The electronic version of this article is the complete one and can be found online at: http://ccforum.com/content/3/SA/P14


Published:2 March 1999

© 1999 Current Science Ltd

Objectives

The increase in pulmonary vascular resistance (PVR) seen in children after cardiopulmonary bypass has been attributed to transient pulmonary endothelial dysfunction (PED). We therefore examined PED in children with congenital heart disease by assessing the L-arginine-nitric-oxide (NO) pathway in terms of substrate supplementation (L-arginine [L-Arg]), stimulation of endogenous nitric oxide release (substance P [Sub-P]), and end-product provision (inhaled NO) before and after open heart surgery.

Methods

Ten unoperated patients (0.62 ± 0.27 years) with pulmonary hypertension undergoing cardiac catheterisation, and 10 patients (0.64 ± 0.73 years) early after cardiopulmonary bypass were examined. All were sedated, paralysed and received positive pressure ventilation. Blood samples and pressure measurements were taken from catheters in the pulmonary artery and the pulmonary vein or left atrium. Respiratory mass spectrometry was used to measure oxygen uptake, and cardiac output was determined by the direct Fick method. PVR was calculated during steady state at ventilation with room air, during FiO2 = 0.65, and then during additional intravenous infusion of L-Arg (15 mg/kg/min), Sub-P (1 pmol/kg/min), and finally inhalation of NO (20 parts per million).

Results

In both patient groups, oxygen supplementation was the most potent pulmonary vasodilator.

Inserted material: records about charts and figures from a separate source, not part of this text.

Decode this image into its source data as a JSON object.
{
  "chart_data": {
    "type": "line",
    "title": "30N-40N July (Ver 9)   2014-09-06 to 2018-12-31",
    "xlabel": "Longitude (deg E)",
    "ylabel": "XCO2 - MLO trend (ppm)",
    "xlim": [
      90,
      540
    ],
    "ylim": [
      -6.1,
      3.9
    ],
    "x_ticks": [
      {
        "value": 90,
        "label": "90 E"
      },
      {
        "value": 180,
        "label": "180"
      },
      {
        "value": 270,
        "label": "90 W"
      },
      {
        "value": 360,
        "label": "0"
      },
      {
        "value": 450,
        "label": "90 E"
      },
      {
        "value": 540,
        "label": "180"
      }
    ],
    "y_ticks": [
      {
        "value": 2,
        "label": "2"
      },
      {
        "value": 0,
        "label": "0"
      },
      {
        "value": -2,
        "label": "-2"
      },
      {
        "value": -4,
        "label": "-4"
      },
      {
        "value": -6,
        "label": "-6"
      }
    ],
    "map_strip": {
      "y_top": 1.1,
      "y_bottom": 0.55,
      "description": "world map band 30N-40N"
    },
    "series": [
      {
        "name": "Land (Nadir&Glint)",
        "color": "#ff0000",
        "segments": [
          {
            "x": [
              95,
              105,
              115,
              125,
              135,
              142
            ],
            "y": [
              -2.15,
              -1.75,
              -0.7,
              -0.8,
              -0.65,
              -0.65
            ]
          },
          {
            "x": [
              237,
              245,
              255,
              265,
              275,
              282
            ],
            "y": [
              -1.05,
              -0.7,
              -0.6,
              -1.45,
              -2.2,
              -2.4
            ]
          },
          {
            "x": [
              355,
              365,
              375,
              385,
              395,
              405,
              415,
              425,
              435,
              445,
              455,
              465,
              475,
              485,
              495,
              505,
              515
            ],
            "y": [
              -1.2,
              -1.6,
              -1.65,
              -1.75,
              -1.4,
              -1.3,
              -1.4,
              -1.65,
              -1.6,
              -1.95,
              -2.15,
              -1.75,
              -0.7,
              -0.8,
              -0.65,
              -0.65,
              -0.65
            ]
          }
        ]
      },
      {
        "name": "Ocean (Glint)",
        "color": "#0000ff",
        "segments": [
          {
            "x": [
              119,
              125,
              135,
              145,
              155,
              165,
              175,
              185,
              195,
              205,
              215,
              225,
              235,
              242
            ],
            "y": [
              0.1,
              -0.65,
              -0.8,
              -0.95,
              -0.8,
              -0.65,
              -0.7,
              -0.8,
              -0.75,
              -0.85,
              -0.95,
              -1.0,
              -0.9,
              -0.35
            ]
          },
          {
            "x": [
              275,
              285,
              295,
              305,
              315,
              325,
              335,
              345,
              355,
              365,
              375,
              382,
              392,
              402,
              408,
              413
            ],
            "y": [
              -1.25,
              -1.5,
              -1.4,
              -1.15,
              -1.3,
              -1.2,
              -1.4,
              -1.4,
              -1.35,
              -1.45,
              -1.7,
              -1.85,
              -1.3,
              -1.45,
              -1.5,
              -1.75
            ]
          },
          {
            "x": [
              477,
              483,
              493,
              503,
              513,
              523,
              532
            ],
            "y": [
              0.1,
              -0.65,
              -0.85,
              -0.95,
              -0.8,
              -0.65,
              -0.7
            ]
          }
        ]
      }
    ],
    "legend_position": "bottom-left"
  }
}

In preoperative patients, the lack of a further significant change with L-Arg, Sub-P and inhaled NO suggests little pre-existing PED. Postoperative PVR was higher with an additional endothelial contribution that was restorable with L-Arg and Sub-P. (see Figure)

Conclusion

Postoperatively, the rise in PVR suggested pulmonary endothelial dysfunction restorable by L-Arg and Sub-P with no additional effect of inhaled NO. These results may indicate important new treatment strategies for these patients.